Brunoni observa que possivelmente os patamares de transtornos e sintomas já estavam tão altos que não permitiram uma elevação maior. “Por exemplo, antes da pandemia, quase um em cada quatro participantes do Elsa Brasil tinha um transtorno mental comum. Não havia mais espaço para aumentar, o que é chamado de ‘efeito teto’”, explica. “Outra explicação possível para o resultado é que as pessoas conseguiram manter a saúde mental ao evitar o isolamento, através de conexões digitais e home-office.”

“O próximo passo do estudo é identificarmos quem são as pessoas mais vulneráveis a apresentarem ou piorarem o transtorno mental comum, continuando esta avaliação ao longo de 2021”, planeja Brunoni.

Por meio da investigação de um grupo de 15 mil funcionários de seis instituições públicas de ensino superior e pesquisa do Nordeste, Sudeste e Sul do Brasil, o Elsa Brasil pesquisa a incidência e os fatores de risco para doenças crônicas, principalmente cardiovasculares e diabetes, sendo que entre os fatores indiretos estão as doenças relacionadas à saúde mental.
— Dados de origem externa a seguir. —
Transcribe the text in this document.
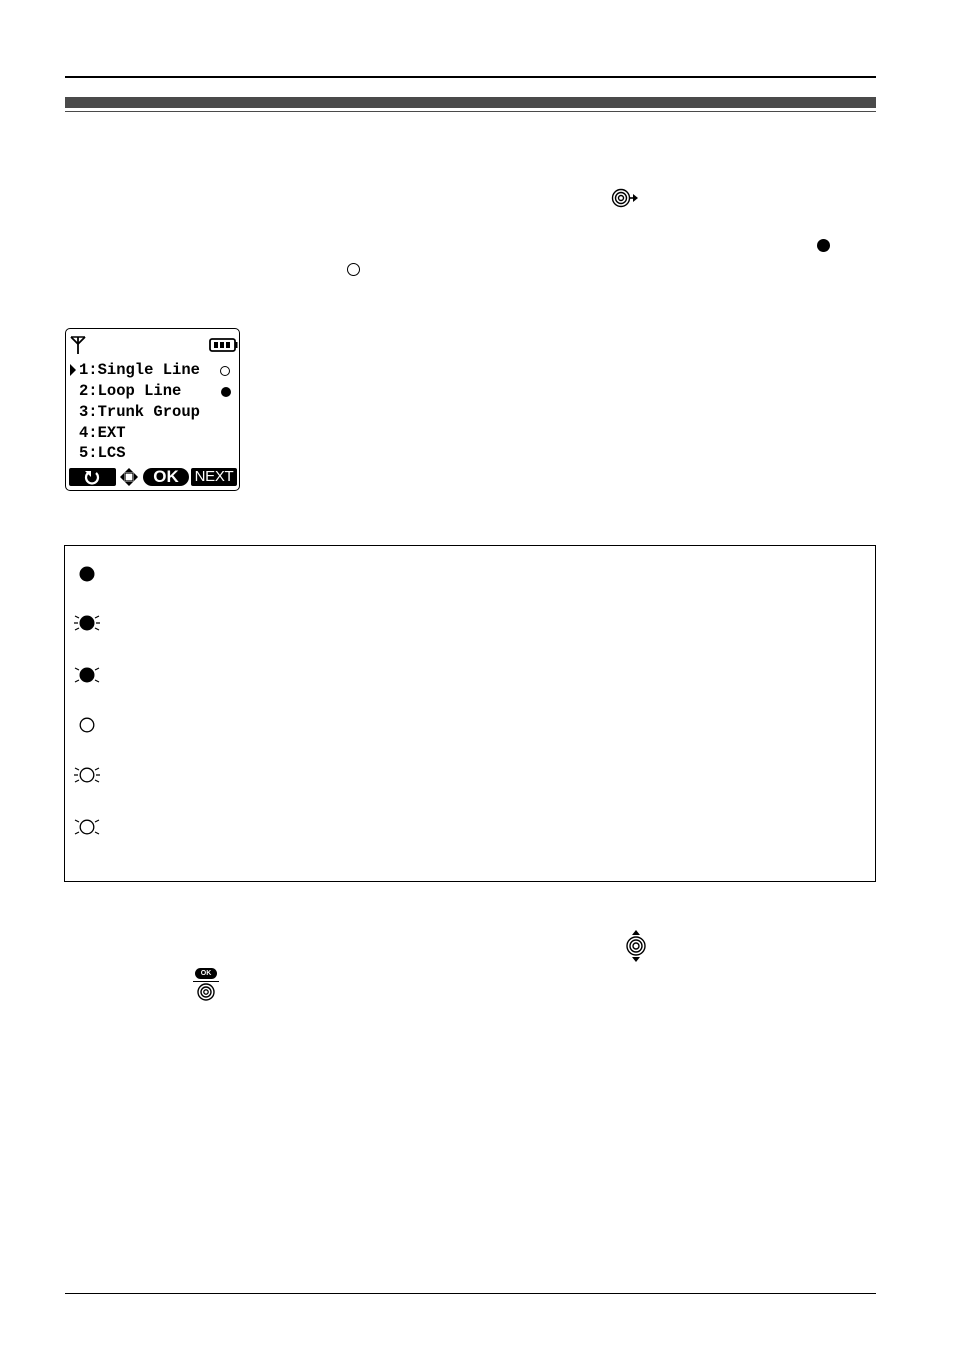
1:Single Line
2:Loop Line
3:Trunk Group
4:EXT
5:LCS
OK	NEXT
OK
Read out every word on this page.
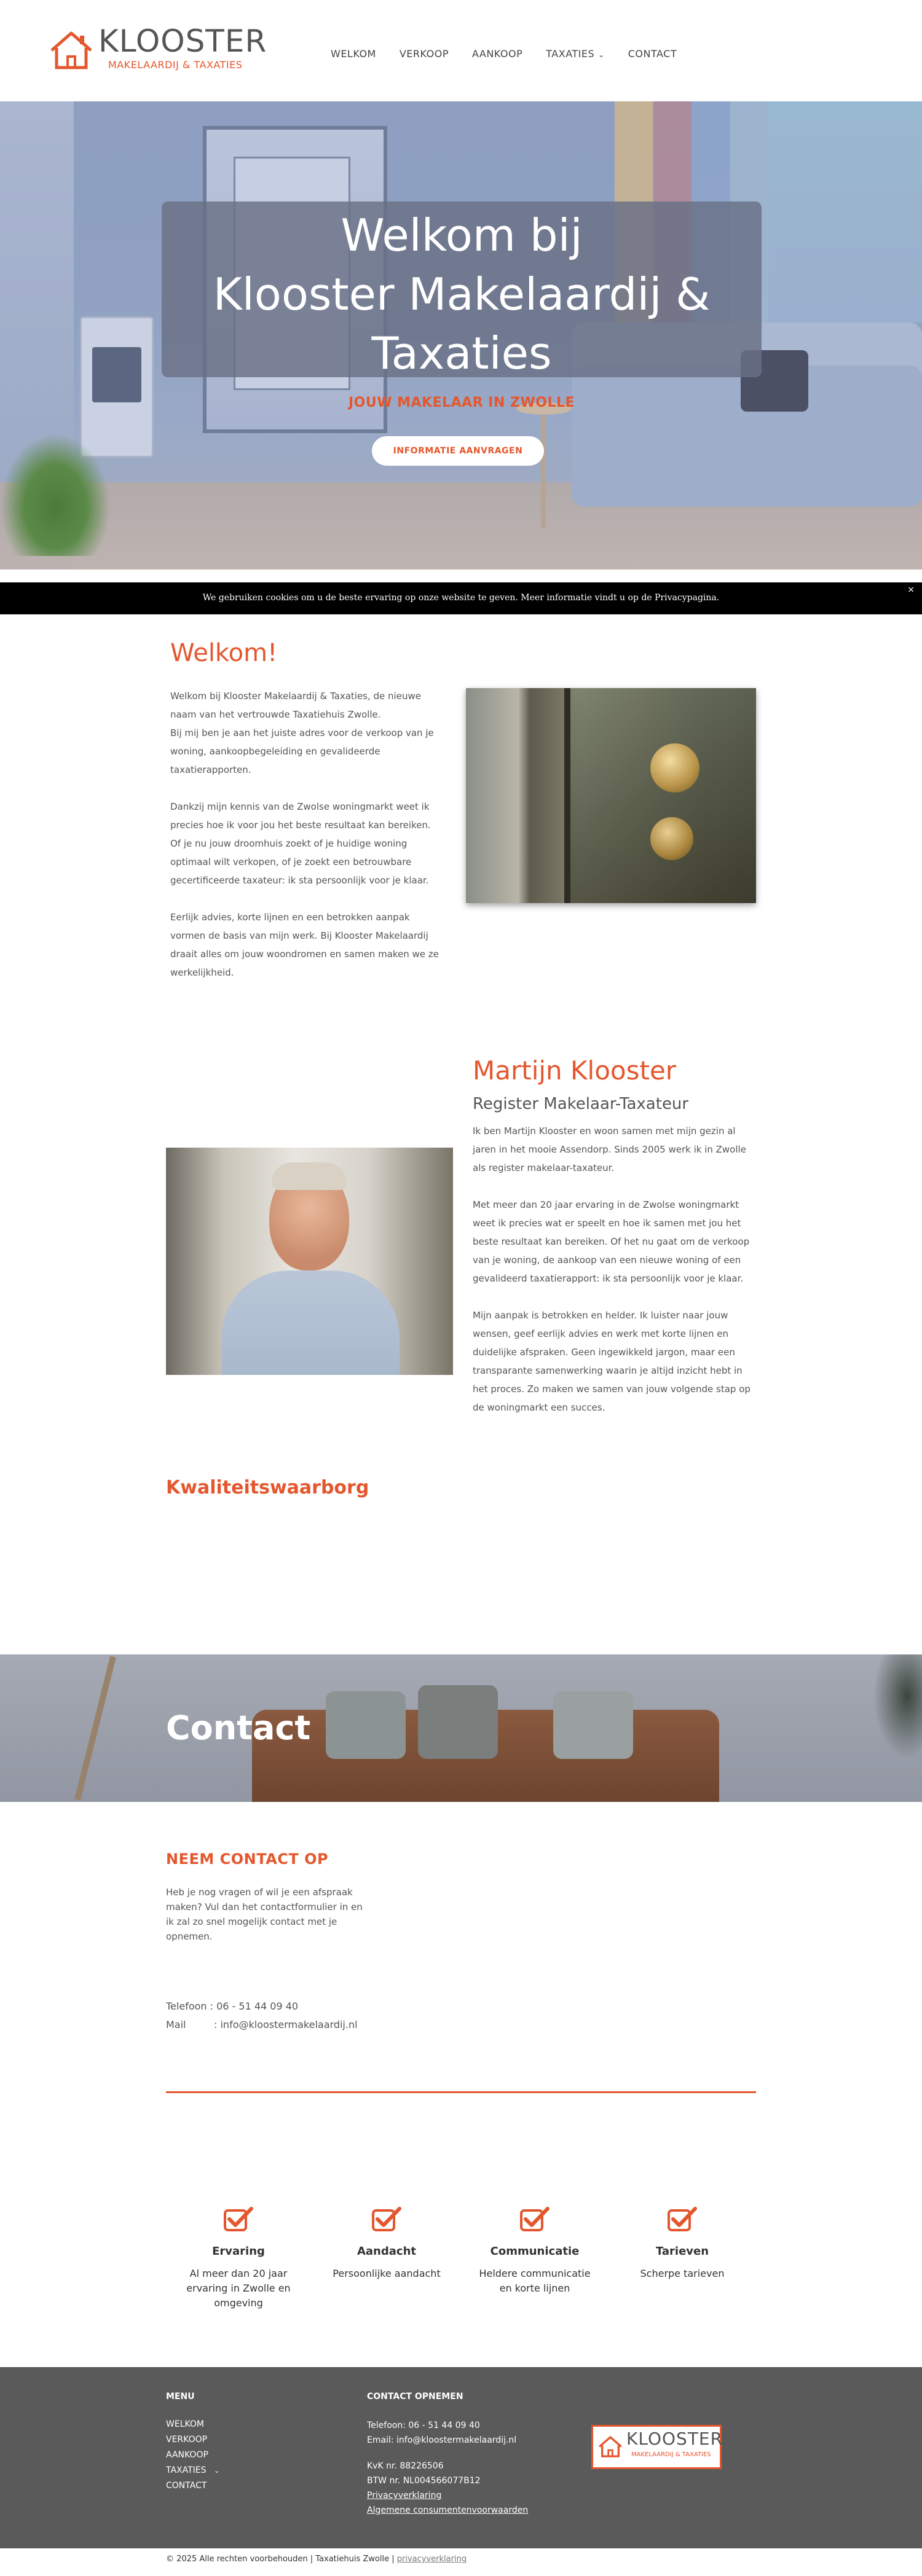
KLOOSTER
MAKELAARDIJ & TAXATIES
WELKOM VERKOOP AANKOOP TAXATIES ⌄ CONTACT
Welkom bij
Klooster Makelaardij &
Taxaties
JOUW MAKELAAR IN ZWOLLE
INFORMATIE AANVRAGEN
We gebruiken cookies om u de beste ervaring op onze website te geven. Meer informatie vindt u op de Privacypagina.
×
Welkom!

Welkom bij Klooster Makelaardij & Taxaties, de nieuwe naam van het vertrouwde Taxatiehuis Zwolle.
Bij mij ben je aan het juiste adres voor de verkoop van je woning, aankoopbegeleiding en gevalideerde taxatierapporten.

Dankzij mijn kennis van de Zwolse woningmarkt weet ik precies hoe ik voor jou het beste resultaat kan bereiken. Of je nu jouw droomhuis zoekt of je huidige woning optimaal wilt verkopen, of je zoekt een betrouwbare gecertificeerde taxateur: ik sta persoonlijk voor je klaar.

Eerlijk advies, korte lijnen en een betrokken aanpak vormen de basis van mijn werk. Bij Klooster Makelaardij draait alles om jouw woondromen en samen maken we ze werkelijkheid.

Martijn Klooster
Register Makelaar-Taxateur

Ik ben Martijn Klooster en woon samen met mijn gezin al jaren in het mooie Assendorp. Sinds 2005 werk ik in Zwolle als register makelaar-taxateur.

Met meer dan 20 jaar ervaring in de Zwolse woningmarkt weet ik precies wat er speelt en hoe ik samen met jou het beste resultaat kan bereiken. Of het nu gaat om de verkoop van je woning, de aankoop van een nieuwe woning of een gevalideerd taxatierapport: ik sta persoonlijk voor je klaar.

Mijn aanpak is betrokken en helder. Ik luister naar jouw wensen, geef eerlijk advies en werk met korte lijnen en duidelijke afspraken. Geen ingewikkeld jargon, maar een transparante samenwerking waarin je altijd inzicht hebt in het proces. Zo maken we samen van jouw volgende stap op de woningmarkt een succes.

Kwaliteitswaarborg
Contact
NEEM CONTACT OP

Heb je nog vragen of wil je een afspraak maken? Vul dan het contactformulier in en ik zal zo snel mogelijk contact met je opnemen.

Telefoon : 06 - 51 44 09 40
Mail	: info@kloostermakelaardij.nl
Ervaring
Al meer dan 20 jaar ervaring in Zwolle en omgeving
Aandacht
Persoonlijke aandacht
Communicatie
Heldere communicatie en korte lijnen
Tarieven
Scherpe tarieven
MENU
WELKOM
VERKOOP
AANKOOP
TAXATIES ⌄
CONTACT
CONTACT OPNEMEN
Telefoon: 06 - 51 44 09 40
Email: info@kloostermakelaardij.nl
KvK nr. 88226506
BTW nr. NL004566077B12
Privacyverklaring
Algemene consumentenvoorwaarden
KLOOSTER
MAKELAARDIJ & TAXATIES
© 2025 Alle rechten voorbehouden | Taxatiehuis Zwolle | privacyverklaring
Os resultados da pesquisa são apresentados no artigo Prevalence and risk factors of psychiatric symptoms and diagnoses before and during the COVID-19 pandemic: findings from the Elsa-Brasil Covid-19 Mental Health Cohort, publicado em 21 de abril no site da revista científica Psychological Medicine, da Cambridge University Press (Reino Unido). O estudo foi liderado por André Brunoni, Isabela Bensenor e Paulo Lotufo, da Faculdade de Medicina da USP (FMUSP). O trabalho teve a colaboração de pesquisadores da Universidade Federal do Rio Grande do Sul (UFRGS), Universidade Federal do Espírito Santo (UFES), Harvard Medical School (Estados Unidos) e Oxford University (Reino Unido) e foi apoiado pela Fundação de Amparo à Pesquisa do Estado de São Paulo (Fapesp).